Jamiya Chamia Sammuels
Born 1930’s
Walmajarri language group, Nyapuru skin group
Billiluna community
Paruku Indigenous Protected Area
Chamia’s country is Nyarna or Lake Stretch, where she was born with green budgerigar dreaming. Chamia’s father, Wimpingkil Roger was a drover on the Canning Stock Route, and as a girl she worked on Billiluna station. Chamia is a senior and respected law woman and has spent many years teaching children and young women the songs, stories, dances and cultural knowledge of their country.
Paruku
2007, by Veronica Lulu, Anna Johns, Shirley Brown, Lyn Manson, Wendy Wise, Bessie Doonday, Chamia Sammuels, Daisy Kungah and Kim Mahood
acrylic on canvas, 310×146 cm
Paruku Indigenous Protected Area Collection
In 2001 the native title rights of the Tjurabalan people were recognised by the Federal Court of Australia. More than 4300 square kilometres of their traditional lake Country was declared to be an Indigenous Protected Area.

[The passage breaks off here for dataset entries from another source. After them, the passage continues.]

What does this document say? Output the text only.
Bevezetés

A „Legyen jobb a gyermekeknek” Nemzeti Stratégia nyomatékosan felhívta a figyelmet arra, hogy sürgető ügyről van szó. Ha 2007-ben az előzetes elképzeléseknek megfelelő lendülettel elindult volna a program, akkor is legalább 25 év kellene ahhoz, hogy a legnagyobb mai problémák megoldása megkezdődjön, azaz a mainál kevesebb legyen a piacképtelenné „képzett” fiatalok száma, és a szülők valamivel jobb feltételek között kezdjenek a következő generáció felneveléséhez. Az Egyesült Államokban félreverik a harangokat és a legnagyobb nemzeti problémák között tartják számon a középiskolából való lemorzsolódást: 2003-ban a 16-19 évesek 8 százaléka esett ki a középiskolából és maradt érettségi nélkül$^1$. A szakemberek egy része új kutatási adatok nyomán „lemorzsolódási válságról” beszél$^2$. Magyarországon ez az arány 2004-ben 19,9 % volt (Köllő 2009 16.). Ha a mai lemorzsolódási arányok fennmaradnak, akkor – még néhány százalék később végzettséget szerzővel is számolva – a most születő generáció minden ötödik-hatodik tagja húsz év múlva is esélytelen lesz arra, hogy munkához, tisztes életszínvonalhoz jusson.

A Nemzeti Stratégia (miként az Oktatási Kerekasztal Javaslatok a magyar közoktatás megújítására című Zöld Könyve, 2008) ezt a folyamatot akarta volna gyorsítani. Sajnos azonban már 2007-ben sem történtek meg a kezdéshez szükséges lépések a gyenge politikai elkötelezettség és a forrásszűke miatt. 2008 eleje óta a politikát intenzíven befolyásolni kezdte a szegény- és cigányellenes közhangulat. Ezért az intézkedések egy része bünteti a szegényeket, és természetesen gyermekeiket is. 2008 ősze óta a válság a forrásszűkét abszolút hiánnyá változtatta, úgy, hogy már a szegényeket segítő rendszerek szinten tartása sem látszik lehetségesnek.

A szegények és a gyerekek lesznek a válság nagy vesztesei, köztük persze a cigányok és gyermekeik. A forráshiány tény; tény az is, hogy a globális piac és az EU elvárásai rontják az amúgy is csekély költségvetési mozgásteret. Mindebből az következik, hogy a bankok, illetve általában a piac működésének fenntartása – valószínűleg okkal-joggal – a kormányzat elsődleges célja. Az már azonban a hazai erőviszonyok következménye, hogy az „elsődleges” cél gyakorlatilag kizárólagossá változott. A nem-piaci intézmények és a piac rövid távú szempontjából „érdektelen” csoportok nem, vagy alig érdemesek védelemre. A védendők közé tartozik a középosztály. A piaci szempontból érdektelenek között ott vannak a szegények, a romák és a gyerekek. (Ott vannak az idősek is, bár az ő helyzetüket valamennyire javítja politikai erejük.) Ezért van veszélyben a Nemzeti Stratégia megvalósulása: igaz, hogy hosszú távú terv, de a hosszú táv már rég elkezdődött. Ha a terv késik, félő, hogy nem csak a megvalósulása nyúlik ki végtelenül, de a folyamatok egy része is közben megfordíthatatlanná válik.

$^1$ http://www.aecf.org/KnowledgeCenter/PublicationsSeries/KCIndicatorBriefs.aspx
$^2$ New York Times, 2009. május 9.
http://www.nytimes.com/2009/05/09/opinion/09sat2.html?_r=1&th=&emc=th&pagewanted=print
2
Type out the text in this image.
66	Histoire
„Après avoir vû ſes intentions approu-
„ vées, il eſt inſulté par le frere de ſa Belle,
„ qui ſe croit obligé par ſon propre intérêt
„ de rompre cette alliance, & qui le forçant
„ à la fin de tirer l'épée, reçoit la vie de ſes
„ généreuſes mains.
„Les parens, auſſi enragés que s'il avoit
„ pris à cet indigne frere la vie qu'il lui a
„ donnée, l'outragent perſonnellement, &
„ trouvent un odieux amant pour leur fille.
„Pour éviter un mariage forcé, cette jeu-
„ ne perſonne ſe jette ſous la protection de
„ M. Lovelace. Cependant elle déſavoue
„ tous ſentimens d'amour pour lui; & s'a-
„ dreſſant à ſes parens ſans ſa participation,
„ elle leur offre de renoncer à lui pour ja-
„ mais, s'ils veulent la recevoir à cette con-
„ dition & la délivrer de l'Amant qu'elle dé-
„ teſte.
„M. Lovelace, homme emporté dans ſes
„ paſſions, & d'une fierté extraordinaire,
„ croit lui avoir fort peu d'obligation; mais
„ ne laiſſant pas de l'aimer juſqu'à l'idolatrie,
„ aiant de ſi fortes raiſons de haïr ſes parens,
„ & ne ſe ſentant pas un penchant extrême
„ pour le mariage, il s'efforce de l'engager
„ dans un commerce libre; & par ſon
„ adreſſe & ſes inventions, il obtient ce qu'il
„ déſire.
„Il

Today the Paruku Indigenous Protected Area is managed by Tjurabalan traditional owners. Its diverse activities focus on protecting cultural heritage, managing the Paruku (Lake Gregory) lake system’s ecological biodiversity and passing on traditional knowledge to younger generations.
Kartiya [white people] used to keep him, that land, but people knew it was for them. My brother [Rex Johns] said, ‘We gotta keep the stories alive, the land alive. We all staying in Mulan now, that’s our country.’
Kurpaliny Bessie Doonday, Halls Creek, 2007
As part of the management of their lands, Paruku artists have been producing extraordinary hybrid maps, which fuse the topographic detail of Western mapmaking with fields of intricate dotting. This map of Paruku shows the rich plant food and medicinal resources surrounding the lake country and the traditional burning practices still employed by Tjurabalan people to maintain its vitality.